When I saw Michael Velliquette’s show in Chelsea, minus-one-degree
chill factor winds blew outside. Inside, the collages surrounded me
like hothouse flowers, as if I had entered a steamy greenhouse.

The 12 framed pieces flare with bright
licks of flame in oranges, reds, and yellows, and feature bizarre birds
of the night, wild-eyed beasts and hundreds of tiny human silhouettes
reaching up as if doomed to a Byzantium Hell. The collages point to
Velliquette’s continued ability to transplant the viewer into another
realm made entirely of his own specific mythology.

While at ArtPace,
Velliquette managed a Herculean task: He successfully transformed a
huge room into a magical realm that glimmered with light playing on a
false stream bridged by a Candyland pathway, a realm populated by
curiously high-pitched voices and cardboard rocks. After his ArtPace
show, Velliquette did two more room-sized sculptural installations in
San Francisco and Dallas. Although they are flat works, the collages
effectively demonstrate his proclivity for three dimensions and color.
The identifying characteristics of Velliquette’s work — his rainbow
palette and his enchanting symbolic realms — have undergone here not a
reduction, but more of a distillation.

Line alone cannot convey the wonder that Velliquette is
capable of transmitting. He uses an incremental building process that
involves layers and layers of tiny, complex cut paper pieces. In Visitors at the Gate
(2006), 18 colorfully furred, wide-eyed monsters crowd behind a stone
wall with its gate barred shut. The monsters’ furry texture comes from
layers of paper cut with jagged edges. These may elicit the familiar
elementary school action of taking construction paper and cutting lines
along the edge to create a fringe, but Velliquette has executed his
collages with sophistication and intricacy. Each monster is a different
color with variations: The blue one, for example, contains two shades
of blue. Velliquette created their wide open eyes by placing concentric
circles of different colored paper inside one another. The stone wall
demarcates a duller realm, trapping the bright colors inside a dreary
boundary. Velliquette cut the stones from dark and light gray and tan
paper; even the grass bordering the wall is a deadened green. The wall
echoes the care and precision of actual masonry, as each paper stone
has been cut, carefully set and glued into place.

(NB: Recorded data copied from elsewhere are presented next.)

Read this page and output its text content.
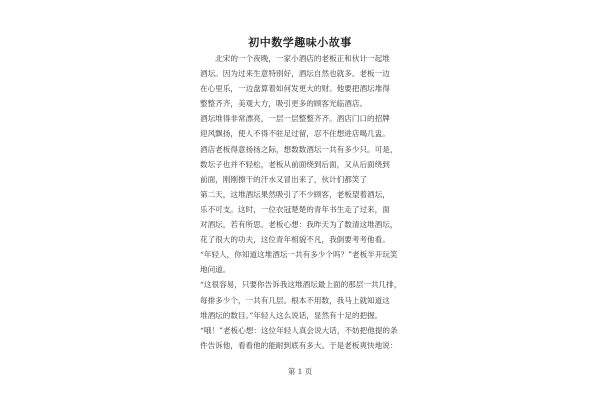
初中数学趣味小故事
　　北宋的一个夜晚，一家小酒店的老板正和伙计一起堆
酒坛。因为过来生意特别好，酒坛自然也就多。老板一边
在心里乐，一边盘算着如何发更大的财。他要把酒坛堆得
整整齐齐，美观大方，吸引更多的顾客光临酒店。
酒坛堆得非常漂亮，一层一层整整齐齐。酒店门口的招牌
迎风飘扬，使人不得不驻足过留，忍不住想进店喝几盅。
酒店老板得意扬扬之际，想数数酒坛一共有多少只。可是，
数坛子也并不轻松，老板从前面绕到后面，又从后面绕到
前面，刚刚擦干的汗水又冒出来了，伙计们都笑了
第二天，这堆酒坛果然吸引了不少顾客，老板望着酒坛，
乐不可支。这时，一位衣冠楚楚的青年书生走了过来，面
对酒坛，若有所思。老板心想：我昨天为了数清这堆酒坛，
花了很大的功夫，这位青年相貌不凡，我倒要考考他看。
“年轻人，你知道这堆酒坛一共有多少个吗？”老板半开玩笑
地问道。
“这很容易，只要你告诉我这堆酒坛最上面的那层一共几排，
每排多少个，一共有几层。根本不用数，我马上就知道这
堆酒坛的数目。”年轻人这么说话，显然有十足的把握。
“哦！”老板心想：这位年轻人真会说大话，不妨把他提的条
件告诉他，看看他的能耐到底有多大。于是老板爽快地说：
第 1 页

The two distinguishing palettes help to play out
Velliquette’s notion of the mental scenery implied by the show’s title,
The Intuitive Jungle. (As I was looking at the collages, the
funny helium-inflated sounds of the ArtPace installation came back to
me.) The creatures in the collages seem to embody elements of the
psyche, such as fear, paranoia, wisdom or rage. A mythological aspect
pervades all of his work, yet the meanings remain open to the viewer’s

Velliquette uses colored archival cardstock, the same material used for
scrapbooking. The labor-intensive process involves cutting out minute
shapes that include hands, figures, eyes, branches, stones and flames,
which he then layers to create the collage. Instead of a cubist
approach, as when Pablo Picasso and Georges Braque
used wallpaper, newspaper and other common paper media to build images
by placing various shapes together, Velliquette compares his use of
collage more readily to Henri Matisse and his cut paper works. While
synthetic cubism juxtaposed disparate media to explore the concept of
the object, Velliquette returns the medium to the picture plane as he
builds landscapes using his imaginative flora and fauna.

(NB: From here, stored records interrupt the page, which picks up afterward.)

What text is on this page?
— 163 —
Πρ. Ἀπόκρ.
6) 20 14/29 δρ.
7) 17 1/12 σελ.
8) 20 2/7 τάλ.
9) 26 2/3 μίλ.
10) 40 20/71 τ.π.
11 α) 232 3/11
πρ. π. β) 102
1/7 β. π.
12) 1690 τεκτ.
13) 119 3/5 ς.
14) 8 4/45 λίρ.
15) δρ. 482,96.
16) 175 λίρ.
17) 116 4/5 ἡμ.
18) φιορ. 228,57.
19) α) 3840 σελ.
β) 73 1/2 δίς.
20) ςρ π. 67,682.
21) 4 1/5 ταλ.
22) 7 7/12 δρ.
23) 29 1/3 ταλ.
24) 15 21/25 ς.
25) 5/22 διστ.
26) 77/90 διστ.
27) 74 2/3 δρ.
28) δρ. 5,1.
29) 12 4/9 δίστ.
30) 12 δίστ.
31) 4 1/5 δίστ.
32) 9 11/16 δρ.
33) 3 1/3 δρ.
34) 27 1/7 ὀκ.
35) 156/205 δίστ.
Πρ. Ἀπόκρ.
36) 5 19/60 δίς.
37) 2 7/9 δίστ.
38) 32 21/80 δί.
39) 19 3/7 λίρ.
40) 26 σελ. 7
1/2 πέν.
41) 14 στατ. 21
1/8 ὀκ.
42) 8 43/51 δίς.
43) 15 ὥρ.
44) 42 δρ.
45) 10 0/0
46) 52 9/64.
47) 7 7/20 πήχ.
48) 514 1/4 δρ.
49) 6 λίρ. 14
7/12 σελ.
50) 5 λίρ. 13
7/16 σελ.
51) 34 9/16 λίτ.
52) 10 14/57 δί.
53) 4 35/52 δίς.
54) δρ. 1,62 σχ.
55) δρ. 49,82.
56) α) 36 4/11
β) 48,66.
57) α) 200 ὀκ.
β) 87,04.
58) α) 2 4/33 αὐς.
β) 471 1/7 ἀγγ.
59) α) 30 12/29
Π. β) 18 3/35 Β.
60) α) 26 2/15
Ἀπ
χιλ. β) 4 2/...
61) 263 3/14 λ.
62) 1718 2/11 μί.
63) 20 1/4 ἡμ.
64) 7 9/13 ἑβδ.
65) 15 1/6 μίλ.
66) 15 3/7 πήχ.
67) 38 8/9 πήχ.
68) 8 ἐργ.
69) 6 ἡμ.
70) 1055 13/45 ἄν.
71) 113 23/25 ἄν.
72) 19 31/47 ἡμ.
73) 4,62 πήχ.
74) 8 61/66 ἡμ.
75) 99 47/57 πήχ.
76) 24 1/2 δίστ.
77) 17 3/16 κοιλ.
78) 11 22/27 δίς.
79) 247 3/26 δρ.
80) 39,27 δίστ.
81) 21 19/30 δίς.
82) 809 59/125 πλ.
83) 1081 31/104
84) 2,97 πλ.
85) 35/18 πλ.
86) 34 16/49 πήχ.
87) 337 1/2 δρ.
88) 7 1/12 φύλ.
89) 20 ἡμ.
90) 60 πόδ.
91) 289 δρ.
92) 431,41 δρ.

When I visited Velliquette’s San Antonio studio (he moved
to Madison, Wisconsin, in 2007), I saw several of his collages in
process on a huge worktable. Pulled up to the table was a tiny,
uncomfortable-looking stool where, the artist said, he would sit for
hours and cut the many pieces with which he builds his work. The paper
may come from scrapbook stores, but there is nothing cheap, derivative
or predictable about what Velliquette does with it: The paper achieves
an alchemic transformation under his hand. Velliquette builds his
collages from a simple drawing or sketch that details the general focus
of the piece: a huge, wide-eyed monster with a gaping toothed mouth,
say, or a tree with a watchful parrot. The process by which the sketch
changes into the collage reinforces the importance of the
three-dimensional in Velliquette’s work.

In Familiar, a strange, colorful bird sits in a tree
against a night sky. Beneath the tree, peeking up from the bottom edge
of the paper, appears the top of a monster’s head, eyes fully opened,
rising like the sun. Varying shades of torn brown paper comprise the
tree’s bark, giving it a satisfyingly rough texture. Beautiful, white
lotus-like flowers polka-dot the otherwise barren tree’s limbs. The
paper for these flowers, rising above the picture plane, are the most
sculptural element of the collages, though the fringes of the big
monsters and the arms of the tiny figures also bend slightly outward
toward the viewer. All of the collages are framed in a shadowbox format
that allows this sculptural element to flourish. Wavy bands of smoky or
metallic grays, blues and blacks create the night sky. The flux of
color used to create this effect carries with it the sensation of
night, the waves of varying darkness dependent on the viewer’s
movement, and the glimmers of light suggesting the reflections of the
moon and stars.

These collages are marked by abundance, in both form and
content. The painstaking process of hand-cutting the shapes does not
burden the work, but rather makes it appear effortless, so effective
and seductive is the transformation. The Great Protector,
showing a huge monster set against a fiery background, contains so many
flames, fringes and figures, they are impossible to count. This implied
abundance seems to incorporate the idea of the universe expressed in
the mythology of the Hindu creator/destroyer god, Shiva. The monster’s
open mouth contains clouds and black drops of rain or tears. I was
reminded of Velliquette’s kitchen window in San Antonio, which looked
out on the profuse, tiny pink blossoms of a coral vine. Velliquette’s
work grows as easily and freely as this vine, native to the harshness
of a South Texas landscape, and its beauty is astounding.

Velliquette's show was at DCKT Contemporary, New York from February 8 through March 10, 2007.

Images courtesy the artist

Wendy Atwell is an art historian living in San Antonio.